2.1 Internal Security threats posed by China

  • India and China have a long-standing border dispute which leads to frequent Chinese intrusions into Indian territories. Recently, China has been following an assertive policy, as evident from the Galwan clashes (2020).
  • China is supporting the insurgents in the North-East States, corroborated by the fact that counter-insurgency operations in the North East have resulted in the recovery of dozens of made-in-China rifles, pistols, grenades and other ammunition. NIA has found evidence that the National Socialist Council of Nagaland (NSCN-IM) and the National Democratic Front of Bodoland (NDFB) are buying weapons from Norinco (a state-owned weapon manufacturer in China).
  • China also provides shelter to North Eastern ethnic separatist militants (Eg, NSCN, ULFA etc.).
  • Since the beginning, the Maoist/ Naxalism movement has received philosophical, moral, financial, and intellectual support from China. 
  • China-Pakistan Economic Corridor (CPEC), which connects Xinxiang with Gwadar port, passes through Pakistani Occupied Kashmir and undermines Indian sovereignty over the region.

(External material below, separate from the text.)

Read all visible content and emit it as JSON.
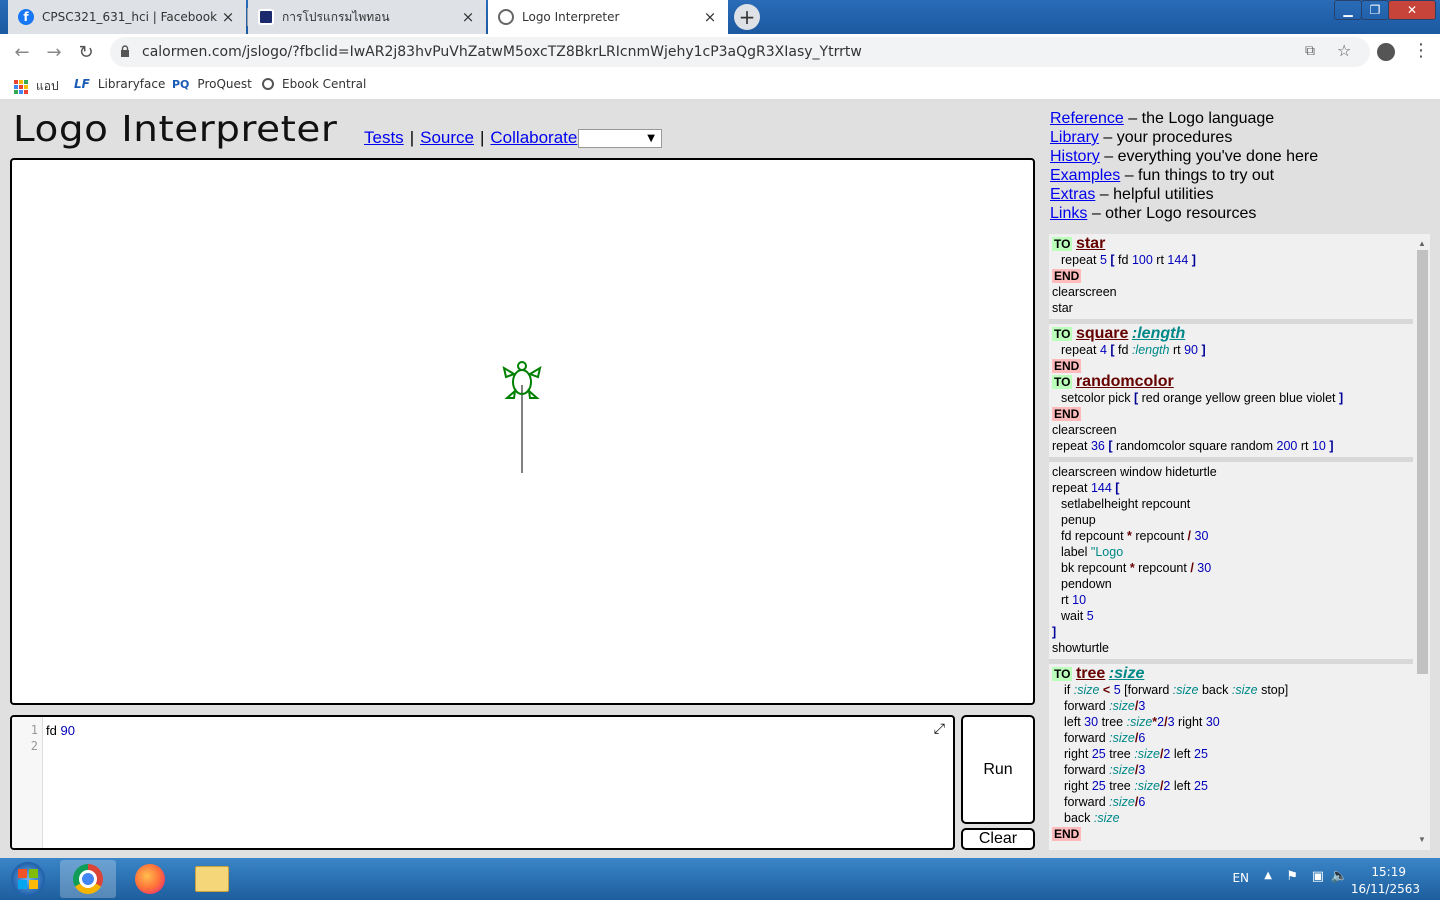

  • China is building a large number of naval bases in the Indian Ocean to encircle India through its String of Pearl strategy.
String of Pearls
  • Cheap Chinese mobiles sold in the Indian market manufactured by companies like Xiaomi pose a threat of surveillance and data leakage by the Chinese state. The Indian military has barred its employees from using Chinese mobiles.

2.2 Internal Security threats posed by Pakistan

Internal Security threats posed by Pakistan
  • Terrorism in the UT of Jammu and Kashmir is the direct manifestation of Pakistan’s policy of bleeding India through a thousand cuts.
  • ISI of Pakistan also supports Naxal groups to foment disturbance and law and order problems in India.
  • In the North-East, Pakistan’s ISI has trained and financially supported insurgent groups such as ULFA.
  • Pakistan is encouraging non-state actors like the Lashkar-e-Taiba (LeT) with active funding and logistical and military support to foment unrest in India. 
  • Pakistan is trying to flood India with fake currency so as it impact the Indian economy and weaken the trust of the public in the Indian currency.
  • Pakistan is flooding the border states with drugs to destroy India’s youth and produce unrest in the country. 
  • Pakistan indulges in complex cyber attacks on Indian companies, government websites and databases.

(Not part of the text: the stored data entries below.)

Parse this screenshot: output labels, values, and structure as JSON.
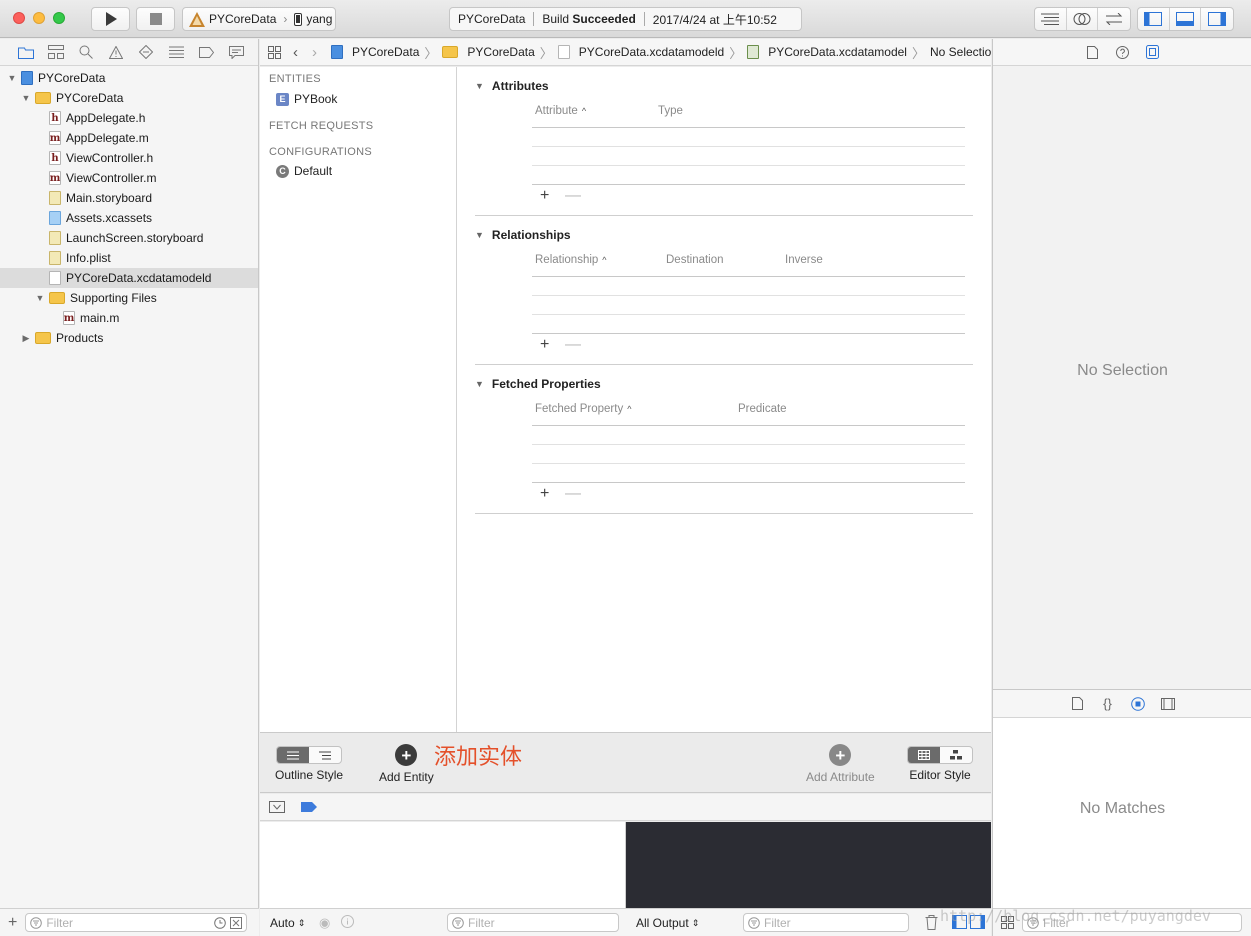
{
  "toolbar": {
    "scheme_target": "PYCoreData",
    "scheme_device": "yang",
    "activity_project": "PYCoreData",
    "activity_status_prefix": "Build",
    "activity_status": "Succeeded",
    "activity_time": "2017/4/24 at 上午10:52"
  },
  "navigator": {
    "items": [
      {
        "label": "PYCoreData",
        "kind": "proj",
        "depth": 0,
        "disclosure": "open"
      },
      {
        "label": "PYCoreData",
        "kind": "folder",
        "depth": 1,
        "disclosure": "open"
      },
      {
        "label": "AppDelegate.h",
        "kind": "file",
        "glyph": "h",
        "depth": 2
      },
      {
        "label": "AppDelegate.m",
        "kind": "file",
        "glyph": "m",
        "depth": 2
      },
      {
        "label": "ViewController.h",
        "kind": "file",
        "glyph": "h",
        "depth": 2
      },
      {
        "label": "ViewController.m",
        "kind": "file",
        "glyph": "m",
        "depth": 2
      },
      {
        "label": "Main.storyboard",
        "kind": "story",
        "depth": 2
      },
      {
        "label": "Assets.xcassets",
        "kind": "assets",
        "depth": 2
      },
      {
        "label": "LaunchScreen.storyboard",
        "kind": "story",
        "depth": 2
      },
      {
        "label": "Info.plist",
        "kind": "story",
        "depth": 2
      },
      {
        "label": "PYCoreData.xcdatamodeld",
        "kind": "file",
        "glyph": "",
        "depth": 2,
        "selected": true
      },
      {
        "label": "Supporting Files",
        "kind": "folder",
        "depth": 2,
        "disclosure": "open"
      },
      {
        "label": "main.m",
        "kind": "file",
        "glyph": "m",
        "depth": 3
      },
      {
        "label": "Products",
        "kind": "folder",
        "depth": 1,
        "disclosure": "closed"
      }
    ],
    "filter_placeholder": "Filter"
  },
  "jumpbar": {
    "crumbs": [
      "PYCoreData",
      "PYCoreData",
      "PYCoreData.xcdatamodeld",
      "PYCoreData.xcdatamodel",
      "No Selection"
    ]
  },
  "model": {
    "entities_title": "ENTITIES",
    "entity": "PYBook",
    "fetch_requests_title": "FETCH REQUESTS",
    "configurations_title": "CONFIGURATIONS",
    "configuration": "Default",
    "attributes": {
      "title": "Attributes",
      "col1": "Attribute",
      "col2": "Type"
    },
    "relationships": {
      "title": "Relationships",
      "col1": "Relationship",
      "col2": "Destination",
      "col3": "Inverse"
    },
    "fetched": {
      "title": "Fetched Properties",
      "col1": "Fetched Property",
      "col2": "Predicate"
    }
  },
  "bottom_toolbar": {
    "outline_style": "Outline Style",
    "add_entity": "Add Entity",
    "annotation": "添加实体",
    "add_attribute": "Add Attribute",
    "editor_style": "Editor Style"
  },
  "debug": {
    "auto_label": "Auto",
    "all_output_label": "All Output",
    "filter_placeholder": "Filter"
  },
  "inspector": {
    "no_selection": "No Selection",
    "no_matches": "No Matches",
    "filter_placeholder": "Filter"
  },
  "watermark": "http://blog.csdn.net/puyangdev"
}
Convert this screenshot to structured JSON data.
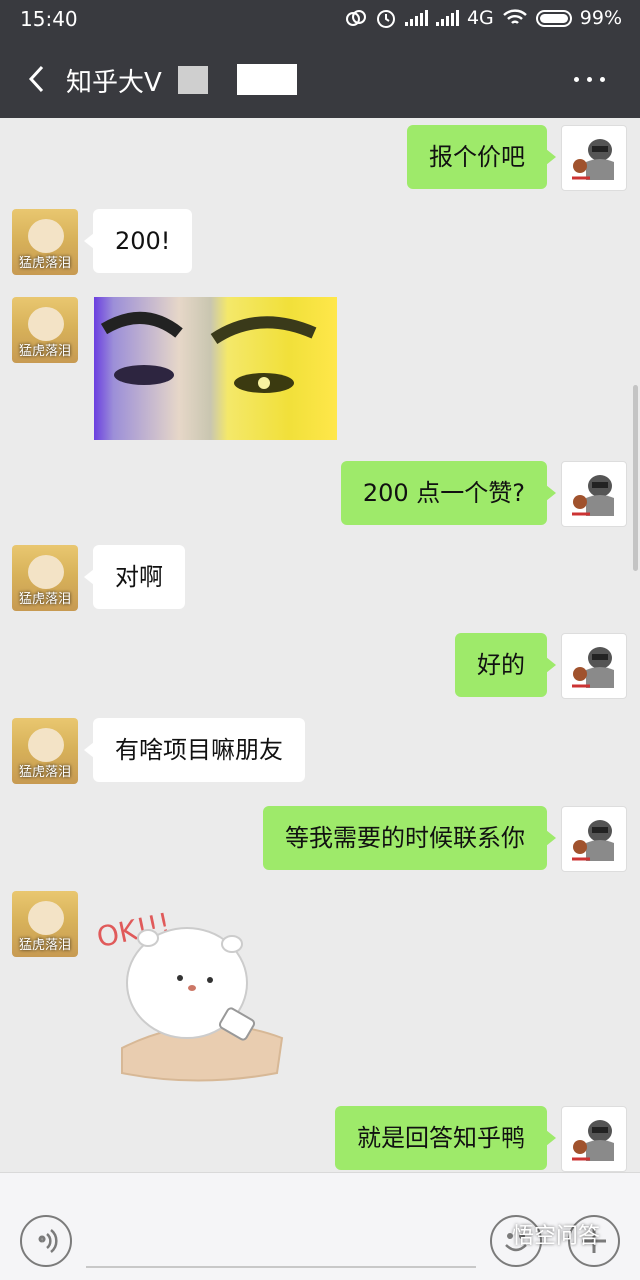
{
  "status_bar": {
    "time": "15:40",
    "network": "4G",
    "battery": "99%"
  },
  "header": {
    "title": "知乎大V"
  },
  "messages": [
    {
      "side": "out",
      "text": "报个价吧"
    },
    {
      "side": "in",
      "text": "200!"
    },
    {
      "side": "in",
      "type": "image"
    },
    {
      "side": "out",
      "text": "200 点一个赞?"
    },
    {
      "side": "in",
      "text": "对啊"
    },
    {
      "side": "out",
      "text": "好的"
    },
    {
      "side": "in",
      "text": "有啥项目嘛朋友"
    },
    {
      "side": "out",
      "text": "等我需要的时候联系你"
    },
    {
      "side": "in",
      "type": "sticker",
      "sticker_text": "OK!!!"
    },
    {
      "side": "out",
      "text": "就是回答知乎鸭"
    }
  ],
  "contact": {
    "avatar_caption": "猛虎落泪"
  },
  "watermark": "悟空问答",
  "icons": [
    "back-arrow-icon",
    "more-dots-icon",
    "voice-icon",
    "emoji-icon",
    "plus-icon"
  ]
}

2.3 Internal Security threats posed by Bangladesh

Cattle Smuggling 
Iluman Trafficking 
Illegal Migration
  • Bangladesh acts as a safehouse for terrorists. During Khalida Zia’s regime, DGFI (Bangladesh’s intelligence agency) also used to support insurgent groups in the North-East.
  • Illegal migration from Bangladesh to North-Eastern states has been the source of communal and ethnic tension in India, resulting in large-scale demographic changes in the North-East region.
  • Due to the porous nature of the border, there is a rampant drug, human and cattle trafficking. While there is no evidence of direct state involvement in this case, it is its inactivity to resolve the issue that is concerning.